Most of the economic policies that support robust economic growth in the long run are outside the province of the central bank, he said in prepared remarks to an annual symposium in Jackson Hole, Wyo.
Notwithstanding the severe difficulties we currently face, I do not expect the long-run growth potential of the U.S. economy to be materially affected by the crisis and the recession if -- and I stress if -- our country takes the necessary steps to secure that outcome, he said before discussing how Washington should and could get its fiscal house in order.
To achieve economic and financial stability, U.S. fiscal policy must be placed on a sustainable path that ensures that debt relative to national income is at least stable or, preferably, declining over time. As I have emphasized on previous occasions, without significant policy changes, the finances of the federal government will inevitably spiral out of control, risking severe economic and financial damage. The increasing fiscal burden that will be associated with the aging of the population and the ongoing rise in the costs of health care make prompt and decisive action in this area all the more critical.

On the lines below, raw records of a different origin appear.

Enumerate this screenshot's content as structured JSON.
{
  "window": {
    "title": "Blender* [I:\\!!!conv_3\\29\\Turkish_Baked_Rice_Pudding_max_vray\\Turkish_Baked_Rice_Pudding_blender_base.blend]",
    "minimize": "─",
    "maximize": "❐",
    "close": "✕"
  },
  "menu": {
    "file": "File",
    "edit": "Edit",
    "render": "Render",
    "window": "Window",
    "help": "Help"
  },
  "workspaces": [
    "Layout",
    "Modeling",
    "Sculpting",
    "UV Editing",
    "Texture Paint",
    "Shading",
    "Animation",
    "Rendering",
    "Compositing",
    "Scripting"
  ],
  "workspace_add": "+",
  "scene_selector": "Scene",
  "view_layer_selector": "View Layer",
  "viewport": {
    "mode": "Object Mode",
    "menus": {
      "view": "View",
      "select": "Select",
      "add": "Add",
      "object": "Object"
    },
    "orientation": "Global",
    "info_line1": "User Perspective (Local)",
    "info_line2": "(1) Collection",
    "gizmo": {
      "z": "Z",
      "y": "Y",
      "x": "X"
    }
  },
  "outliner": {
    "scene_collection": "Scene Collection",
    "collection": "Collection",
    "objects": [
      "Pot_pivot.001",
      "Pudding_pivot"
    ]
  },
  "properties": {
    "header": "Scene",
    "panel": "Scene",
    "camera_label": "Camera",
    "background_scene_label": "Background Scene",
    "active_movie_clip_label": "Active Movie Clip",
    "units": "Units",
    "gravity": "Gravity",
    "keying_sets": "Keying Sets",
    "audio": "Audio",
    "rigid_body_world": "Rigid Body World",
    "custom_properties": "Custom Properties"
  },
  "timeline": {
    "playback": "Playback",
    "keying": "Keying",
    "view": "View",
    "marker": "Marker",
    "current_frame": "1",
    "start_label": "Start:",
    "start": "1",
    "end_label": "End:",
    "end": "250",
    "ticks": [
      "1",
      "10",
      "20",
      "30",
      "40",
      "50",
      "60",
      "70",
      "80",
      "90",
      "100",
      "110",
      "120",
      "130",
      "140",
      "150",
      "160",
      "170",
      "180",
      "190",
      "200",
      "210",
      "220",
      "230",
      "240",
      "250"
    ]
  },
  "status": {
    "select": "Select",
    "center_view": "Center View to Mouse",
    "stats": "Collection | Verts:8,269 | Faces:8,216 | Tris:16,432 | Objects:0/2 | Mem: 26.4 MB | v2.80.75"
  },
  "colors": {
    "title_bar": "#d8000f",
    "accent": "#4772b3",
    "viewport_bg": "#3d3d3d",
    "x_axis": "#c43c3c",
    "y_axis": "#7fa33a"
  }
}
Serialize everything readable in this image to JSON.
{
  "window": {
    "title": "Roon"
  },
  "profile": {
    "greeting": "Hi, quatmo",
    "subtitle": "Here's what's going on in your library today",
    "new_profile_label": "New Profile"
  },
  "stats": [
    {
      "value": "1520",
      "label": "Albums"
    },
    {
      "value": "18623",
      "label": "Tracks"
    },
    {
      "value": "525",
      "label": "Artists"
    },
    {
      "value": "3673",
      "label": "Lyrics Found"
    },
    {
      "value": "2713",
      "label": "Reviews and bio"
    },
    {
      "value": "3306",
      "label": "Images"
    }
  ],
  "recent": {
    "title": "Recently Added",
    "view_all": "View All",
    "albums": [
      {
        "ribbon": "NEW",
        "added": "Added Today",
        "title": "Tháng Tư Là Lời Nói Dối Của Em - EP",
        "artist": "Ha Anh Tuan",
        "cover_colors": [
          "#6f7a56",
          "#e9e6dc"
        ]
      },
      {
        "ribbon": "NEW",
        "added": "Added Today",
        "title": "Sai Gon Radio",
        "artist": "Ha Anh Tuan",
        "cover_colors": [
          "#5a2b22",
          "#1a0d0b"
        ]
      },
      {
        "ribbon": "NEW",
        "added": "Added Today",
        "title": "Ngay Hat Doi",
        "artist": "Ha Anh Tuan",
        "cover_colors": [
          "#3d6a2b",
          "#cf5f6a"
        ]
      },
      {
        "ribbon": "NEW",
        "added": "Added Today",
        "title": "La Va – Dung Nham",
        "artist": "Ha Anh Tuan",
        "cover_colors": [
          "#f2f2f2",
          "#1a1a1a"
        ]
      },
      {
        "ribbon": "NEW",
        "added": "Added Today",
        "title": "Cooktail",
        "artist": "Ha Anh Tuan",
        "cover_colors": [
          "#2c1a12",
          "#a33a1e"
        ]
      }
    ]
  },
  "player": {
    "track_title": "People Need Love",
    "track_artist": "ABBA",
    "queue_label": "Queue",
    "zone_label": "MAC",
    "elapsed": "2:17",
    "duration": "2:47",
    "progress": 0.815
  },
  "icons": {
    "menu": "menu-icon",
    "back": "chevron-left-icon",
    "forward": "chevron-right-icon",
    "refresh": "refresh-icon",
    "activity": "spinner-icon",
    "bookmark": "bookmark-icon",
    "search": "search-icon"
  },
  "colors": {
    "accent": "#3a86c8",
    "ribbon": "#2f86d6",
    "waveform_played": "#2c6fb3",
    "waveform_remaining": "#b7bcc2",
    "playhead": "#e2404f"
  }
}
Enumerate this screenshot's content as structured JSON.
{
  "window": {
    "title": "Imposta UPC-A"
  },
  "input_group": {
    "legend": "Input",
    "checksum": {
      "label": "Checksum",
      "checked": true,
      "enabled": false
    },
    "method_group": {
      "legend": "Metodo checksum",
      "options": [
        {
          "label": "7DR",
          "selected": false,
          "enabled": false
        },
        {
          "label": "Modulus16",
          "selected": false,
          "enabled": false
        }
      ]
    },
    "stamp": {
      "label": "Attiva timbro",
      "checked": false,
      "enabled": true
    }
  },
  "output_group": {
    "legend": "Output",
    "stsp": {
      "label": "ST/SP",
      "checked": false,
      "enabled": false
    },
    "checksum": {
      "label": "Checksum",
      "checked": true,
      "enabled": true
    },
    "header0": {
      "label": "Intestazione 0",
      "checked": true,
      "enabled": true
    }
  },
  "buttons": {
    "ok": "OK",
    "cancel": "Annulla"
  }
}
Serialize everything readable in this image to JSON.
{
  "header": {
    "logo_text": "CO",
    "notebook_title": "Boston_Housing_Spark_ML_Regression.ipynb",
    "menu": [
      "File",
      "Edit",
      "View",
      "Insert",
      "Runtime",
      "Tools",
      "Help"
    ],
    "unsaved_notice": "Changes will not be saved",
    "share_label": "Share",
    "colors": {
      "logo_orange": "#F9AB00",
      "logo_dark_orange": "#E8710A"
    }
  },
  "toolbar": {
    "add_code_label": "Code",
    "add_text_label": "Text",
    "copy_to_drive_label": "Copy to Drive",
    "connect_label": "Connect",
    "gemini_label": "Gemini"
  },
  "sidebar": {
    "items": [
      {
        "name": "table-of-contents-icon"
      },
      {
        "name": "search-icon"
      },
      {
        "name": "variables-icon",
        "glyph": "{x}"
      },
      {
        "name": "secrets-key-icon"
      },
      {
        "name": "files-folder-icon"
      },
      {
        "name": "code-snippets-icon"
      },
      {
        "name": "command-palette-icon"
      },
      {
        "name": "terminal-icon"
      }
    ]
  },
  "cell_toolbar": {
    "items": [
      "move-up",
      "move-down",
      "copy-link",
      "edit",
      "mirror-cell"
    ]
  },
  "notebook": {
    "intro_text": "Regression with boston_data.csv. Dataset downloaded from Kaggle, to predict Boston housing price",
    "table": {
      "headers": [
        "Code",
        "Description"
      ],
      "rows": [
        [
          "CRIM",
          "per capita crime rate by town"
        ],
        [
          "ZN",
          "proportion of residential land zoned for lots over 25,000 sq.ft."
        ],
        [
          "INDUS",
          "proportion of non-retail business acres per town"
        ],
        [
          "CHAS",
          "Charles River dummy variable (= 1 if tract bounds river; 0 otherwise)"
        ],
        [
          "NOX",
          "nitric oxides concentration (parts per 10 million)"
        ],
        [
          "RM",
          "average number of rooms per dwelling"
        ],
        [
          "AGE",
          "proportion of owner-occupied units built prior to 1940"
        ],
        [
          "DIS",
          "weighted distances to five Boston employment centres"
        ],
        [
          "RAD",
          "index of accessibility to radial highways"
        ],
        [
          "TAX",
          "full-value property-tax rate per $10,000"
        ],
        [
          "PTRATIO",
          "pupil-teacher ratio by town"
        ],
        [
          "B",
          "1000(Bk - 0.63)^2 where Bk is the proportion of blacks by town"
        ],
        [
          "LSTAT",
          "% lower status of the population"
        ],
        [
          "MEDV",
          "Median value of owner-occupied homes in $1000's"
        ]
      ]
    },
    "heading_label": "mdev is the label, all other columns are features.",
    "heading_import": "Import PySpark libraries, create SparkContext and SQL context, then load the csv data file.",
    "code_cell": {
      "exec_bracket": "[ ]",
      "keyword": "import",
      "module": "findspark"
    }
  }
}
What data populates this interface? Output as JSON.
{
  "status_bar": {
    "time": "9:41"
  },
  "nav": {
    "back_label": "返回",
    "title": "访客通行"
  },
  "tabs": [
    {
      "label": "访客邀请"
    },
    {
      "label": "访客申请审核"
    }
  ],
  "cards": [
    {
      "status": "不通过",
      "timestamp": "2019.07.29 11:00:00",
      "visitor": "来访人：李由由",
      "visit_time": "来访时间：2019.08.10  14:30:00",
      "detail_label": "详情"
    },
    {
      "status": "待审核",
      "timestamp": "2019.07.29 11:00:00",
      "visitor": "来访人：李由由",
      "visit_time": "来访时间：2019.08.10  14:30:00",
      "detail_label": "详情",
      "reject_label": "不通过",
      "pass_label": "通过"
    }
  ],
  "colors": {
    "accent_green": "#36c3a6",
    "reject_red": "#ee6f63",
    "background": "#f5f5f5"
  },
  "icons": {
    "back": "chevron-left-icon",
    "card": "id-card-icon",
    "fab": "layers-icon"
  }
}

Treasuries rose and the S&P 500 index, which was already down before Bernanke began speaking, accelerated its drop to 1.15 percent. The Nasdaq composite was down 0.5 percent.
The price of gold for December delivery, the most actively traded contract on the CME Comex division of the New York Mercantile Exchange, jumped $16.90, or about 1 percent, to $1,780.10 from Thursday's closing price of 1,763.20 an ounce.
The ICE U.S. Dollar Index was down 0.326 percent.
A year ago, when Bernanke last spoke at the Jackson Hole, Wyo., symposium, his speech laid the groundwork for what turned into a $600 billion buying spree of U.S. government debt. That initiative, which increased the central bank's balance sheet to $2.3 trillion in longer-term securities, boosted the price of Treasuries and injected lots of money that energized the stock market. The buzz lasted into early 2011.
But in the past four weeks the stock market has fallen more than 13 percent, Commerce Department figures released Friday show the economy advanced in the spring at a 1 percent annual rate and unemployment remains stubbornly above 9 percent. Worst of all, some economists see a double-dip recession coming.
So far in August, the Standard & Poor's 500 Index has fallen 10 percent -- a figure that papers over some of the gut-wrenching daily drops and mind-bending volatility.
But stock market investors spent much of this week driving share prices higher on the premise that the Fed would have to begin to snap up more bonds to push borrowing costs lower. The S&P rose nearly 5 percent through Wednesday before the reality began to set in Thursday that Bernanke was unlikely to lay out any bold policy initiatives.